Quant à la question spécialement soulevée par le romancier, — la réforme des asiles d’aliénés, — elle est en vérité trop importante et touche à trop de problèmes divers pour qu’il convienne de la traiter incidemment à propos des dramatiques épisodes de Hard Cash. Elle est d’ailleurs en des mains compétentes, puisque les assemblées législatives de l’Angleterre et. de la France la mettent presque chaque année à l’ordre du jour avec une persistance qui leur fait honneur. M. Reade est fort loin cependant d’avoir, quant à son pays, la conviction que cette sollicitude officielle puisse suffire. Il dénonce hautement depuis les commissioners of lunacy jusqu’aux directeurs des mad-houses et à leurs infimes agens ; il dénonce la loi qui règle leurs attributions, et les magistrats de tout ordre chargés de la faire exécuter. Pour qui sait l’histoire de ces dernières années, la virulence du romancier, qui de prime abord paraît excessive[1], s’explique assez bien par le souvenir d’un procès célèbre qui vers la fin de 1861 remua profondément l’opinion publique anglaise. Il ne s’agissait à la vérité que d’une instance préalable, une de ces enquêtes de lunatico inquirendo par lesquelles on vérifie l’état mental de la personne dont la déchéance civique est réclamée ; mais dans ces occasions où la passion publique est en jeu, il est rare, que la discussion ne franchisse pas ses limites originelles.

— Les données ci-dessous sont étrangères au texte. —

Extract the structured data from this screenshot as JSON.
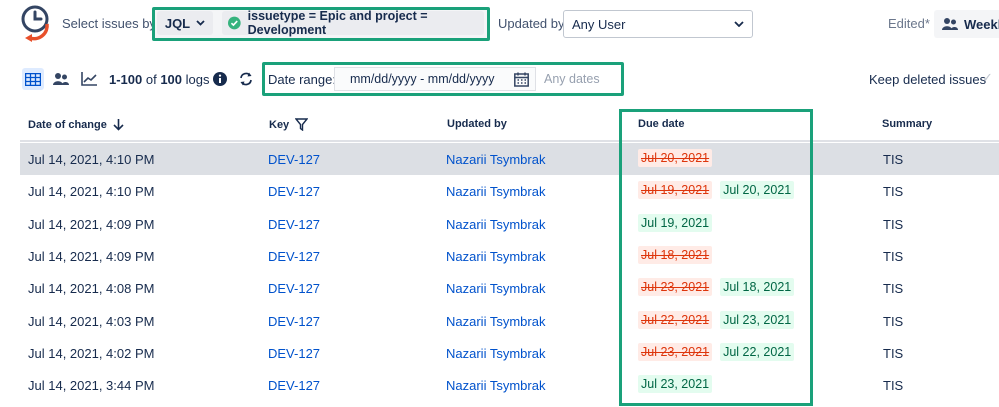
{
  "toolbar": {
    "select_label": "Select issues by:",
    "mode_label": "JQL",
    "query_text": "issuetype = Epic and project = Development",
    "updated_by_label": "Updated by:",
    "updated_by_value": "Any User",
    "edited_label": "Edited*",
    "weekly_label": "Weekly"
  },
  "subbar": {
    "logs_range": "1-100",
    "logs_of": " of ",
    "logs_total": "100",
    "logs_suffix": " logs",
    "date_range_label": "Date range:",
    "date_placeholder": "mm/dd/yyyy - mm/dd/yyyy",
    "any_dates": "Any dates",
    "keep_deleted": "Keep deleted issues",
    "keep_check": "✓"
  },
  "table": {
    "headers": [
      "Date of change",
      "Key",
      "Updated by",
      "Due date",
      "Summary"
    ],
    "rows": [
      {
        "date": "Jul 14, 2021, 4:10 PM",
        "key": "DEV-127",
        "user": "Nazarii Tsymbrak",
        "old_due": "Jul 20, 2021",
        "new_due": "",
        "summary": "TIS"
      },
      {
        "date": "Jul 14, 2021, 4:10 PM",
        "key": "DEV-127",
        "user": "Nazarii Tsymbrak",
        "old_due": "Jul 19, 2021",
        "new_due": "Jul 20, 2021",
        "summary": "TIS"
      },
      {
        "date": "Jul 14, 2021, 4:09 PM",
        "key": "DEV-127",
        "user": "Nazarii Tsymbrak",
        "old_due": "",
        "new_due": "Jul 19, 2021",
        "summary": "TIS"
      },
      {
        "date": "Jul 14, 2021, 4:09 PM",
        "key": "DEV-127",
        "user": "Nazarii Tsymbrak",
        "old_due": "Jul 18, 2021",
        "new_due": "",
        "summary": "TIS"
      },
      {
        "date": "Jul 14, 2021, 4:08 PM",
        "key": "DEV-127",
        "user": "Nazarii Tsymbrak",
        "old_due": "Jul 23, 2021",
        "new_due": "Jul 18, 2021",
        "summary": "TIS"
      },
      {
        "date": "Jul 14, 2021, 4:03 PM",
        "key": "DEV-127",
        "user": "Nazarii Tsymbrak",
        "old_due": "Jul 22, 2021",
        "new_due": "Jul 23, 2021",
        "summary": "TIS"
      },
      {
        "date": "Jul 14, 2021, 4:02 PM",
        "key": "DEV-127",
        "user": "Nazarii Tsymbrak",
        "old_due": "Jul 23, 2021",
        "new_due": "Jul 22, 2021",
        "summary": "TIS"
      },
      {
        "date": "Jul 14, 2021, 3:44 PM",
        "key": "DEV-127",
        "user": "Nazarii Tsymbrak",
        "old_due": "",
        "new_due": "Jul 23, 2021",
        "summary": "TIS"
      }
    ]
  },
  "colors": {
    "highlight_frame": "#1aa17a",
    "link": "#0052cc",
    "removed_bg": "#ffebe6",
    "added_bg": "#e3fcef"
  }
}
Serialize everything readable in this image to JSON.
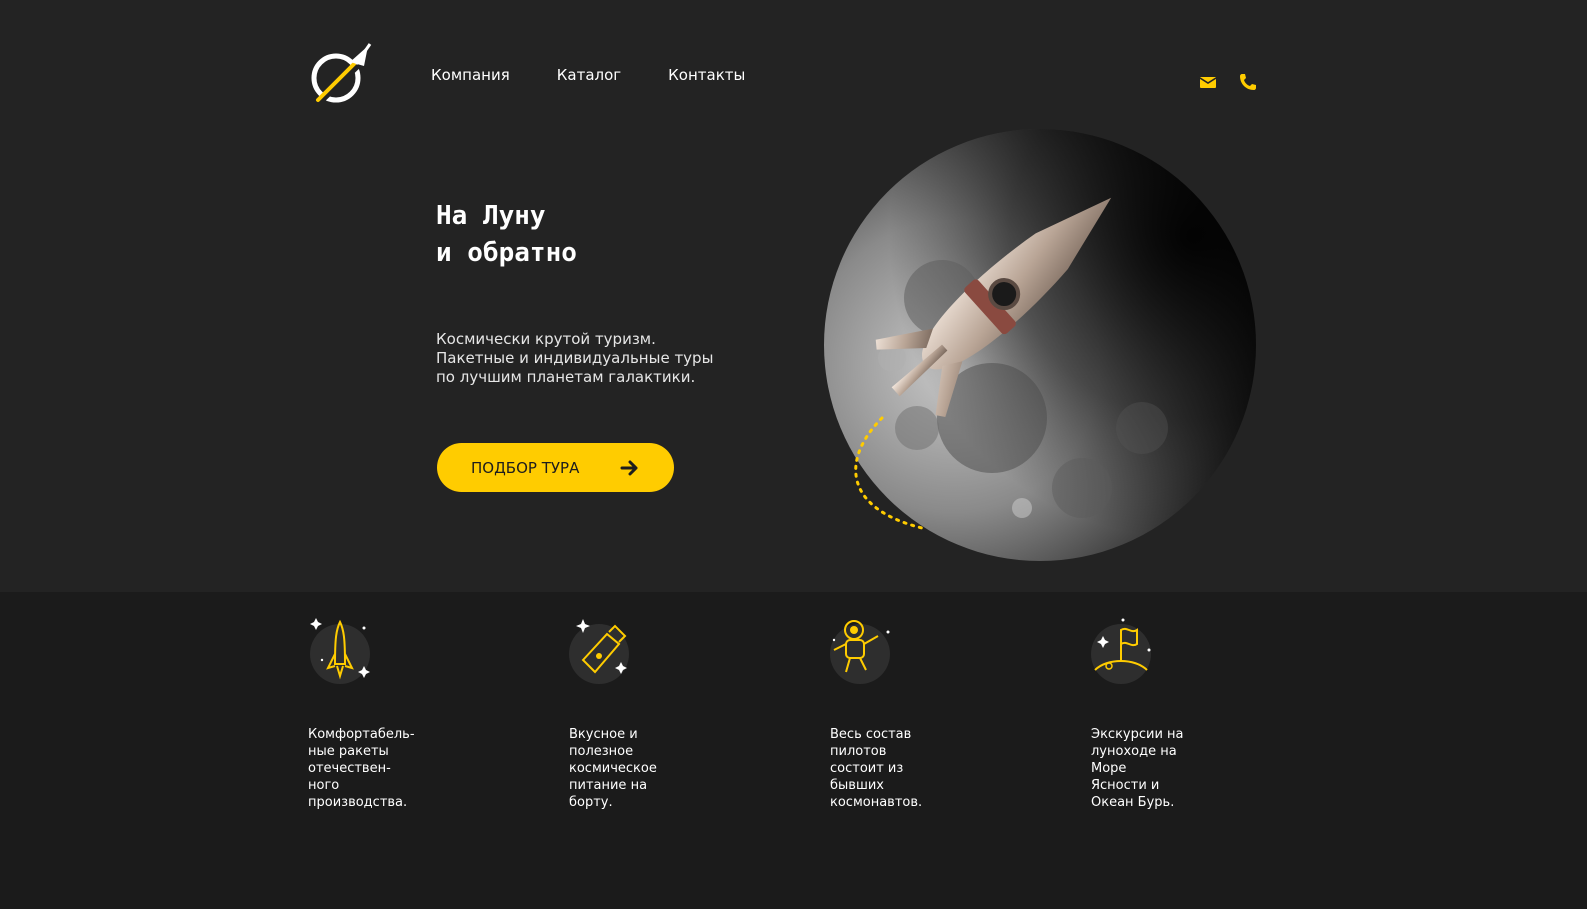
{
  "brand": {
    "logo_icon": "rocket-orbit-logo-icon",
    "accent_color": "#ffcc00"
  },
  "nav": {
    "items": [
      {
        "label": "Компания"
      },
      {
        "label": "Каталог"
      },
      {
        "label": "Контакты"
      }
    ]
  },
  "header": {
    "icons": [
      "mail-icon",
      "phone-icon"
    ]
  },
  "hero": {
    "title_lines": [
      "На Луну",
      "и обратно"
    ],
    "subtitle_lines": [
      "Космически крутой туризм.",
      "Пакетные и индивидуальные туры",
      "по лучшим планетам галактики."
    ],
    "cta_label": "ПОДБОР ТУРА"
  },
  "features": [
    {
      "icon": "rocket-icon",
      "lines": [
        "Комфортабель-",
        "ные ракеты",
        "отечествен-",
        "ного",
        "производства."
      ]
    },
    {
      "icon": "space-food-tube-icon",
      "lines": [
        "Вкусное и",
        "полезное",
        "космическое",
        "питание на",
        "борту."
      ]
    },
    {
      "icon": "astronaut-icon",
      "lines": [
        "Весь состав",
        "пилотов",
        "состоит из",
        "бывших",
        "космонавтов."
      ]
    },
    {
      "icon": "moon-flag-icon",
      "lines": [
        "Экскурсии на",
        "луноходе на",
        "Море",
        "Ясности и",
        "Океан Бурь."
      ]
    }
  ]
}
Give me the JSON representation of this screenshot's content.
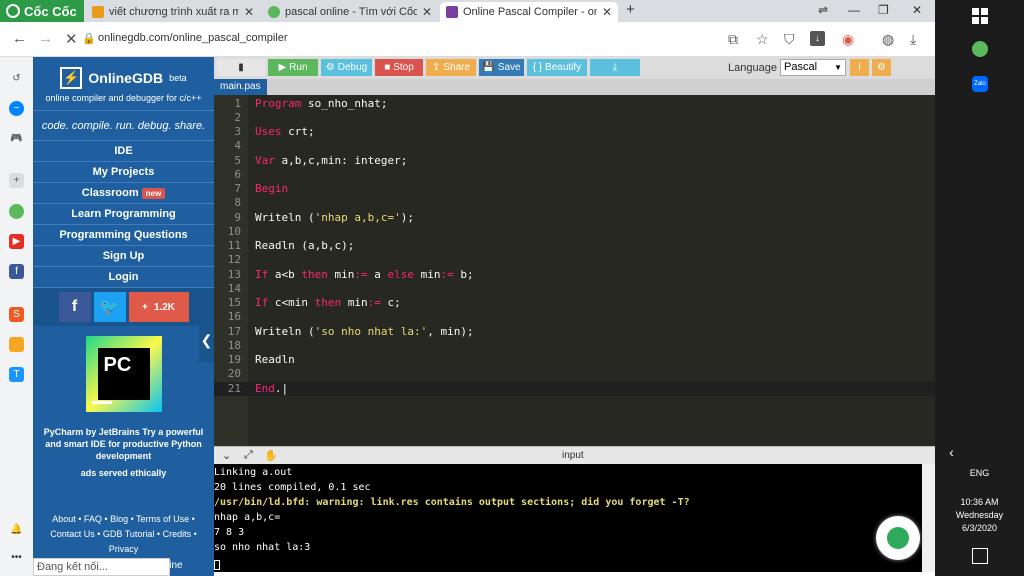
{
  "browser": {
    "brand": "Cốc Cốc",
    "tabs": [
      {
        "title": "viết chương trình xuất ra màn",
        "icon": "h-icon",
        "color": "#e89a1c"
      },
      {
        "title": "pascal online - Tìm với Cốc Cốc",
        "icon": "coccoc-icon",
        "color": "#5cb85c"
      },
      {
        "title": "Online Pascal Compiler - onlinegdb",
        "icon": "onlinegdb-icon",
        "color": "#7b3fa0"
      }
    ],
    "new_tab": "+",
    "url": "onlinegdb.com/online_pascal_compiler"
  },
  "gdb": {
    "name": "OnlineGDB",
    "beta": "beta",
    "subtitle": "online compiler and debugger for c/c++",
    "tagline": "code. compile. run. debug. share.",
    "menu": [
      "IDE",
      "My Projects",
      "Classroom",
      "Learn Programming",
      "Programming Questions",
      "Sign Up",
      "Login"
    ],
    "new_badge": "new",
    "share_count": "1.2K",
    "ad": {
      "logo_text": "PC",
      "text": "PyCharm by JetBrains Try a powerful and smart IDE for productive Python development",
      "ethical": "ads served ethically"
    },
    "footer": [
      "About • FAQ • Blog • Terms of Use •",
      "Contact Us • GDB Tutorial • Credits •",
      "Privacy"
    ],
    "footer_tail": "line"
  },
  "toolbar": {
    "run": "Run",
    "debug": "Debug",
    "stop": "Stop",
    "share": "Share",
    "save": "Save",
    "beautify": "{ } Beautify",
    "language_label": "Language",
    "language": "Pascal"
  },
  "file_tab": "main.pas",
  "editor": {
    "line_numbers": [
      "1",
      "2",
      "3",
      "4",
      "5",
      "6",
      "7",
      "8",
      "9",
      "10",
      "11",
      "12",
      "13",
      "14",
      "15",
      "16",
      "17",
      "18",
      "19",
      "20",
      "21"
    ]
  },
  "io": {
    "label": "input",
    "lines": [
      "Linking a.out",
      "20 lines compiled, 0.1 sec",
      "/usr/bin/ld.bfd: warning: link.res contains output sections; did you forget -T?",
      "nhap a,b,c=",
      "7 8 3",
      "so nho nhat la:3"
    ]
  },
  "status": "Đang kết nối...",
  "taskbar": {
    "lang": "ENG",
    "time": "10:36 AM",
    "day": "Wednesday",
    "date": "6/3/2020",
    "zalo": "Zalo"
  }
}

On ne se demanda plus simplement si M. Wyndham était fou ; il fallut savoir si le jeune patricien que l’opinion prenait sous son égide aurait pu, victime d’une erreur judiciaire, tomber du château paternel au fond d’un lunatic asylum, et savoir aussi, le cas échéant, quel sort lui était réservé. La presse, auxiliaire

  1. M. Charles Dickens, éditeur du recueil périodique où le roman de M. Reade a d’abord paru, s’est empressé de le désavouer pour son compte, et a rendu personnellement hommage au zèle éclairé des commissioners of lunacy.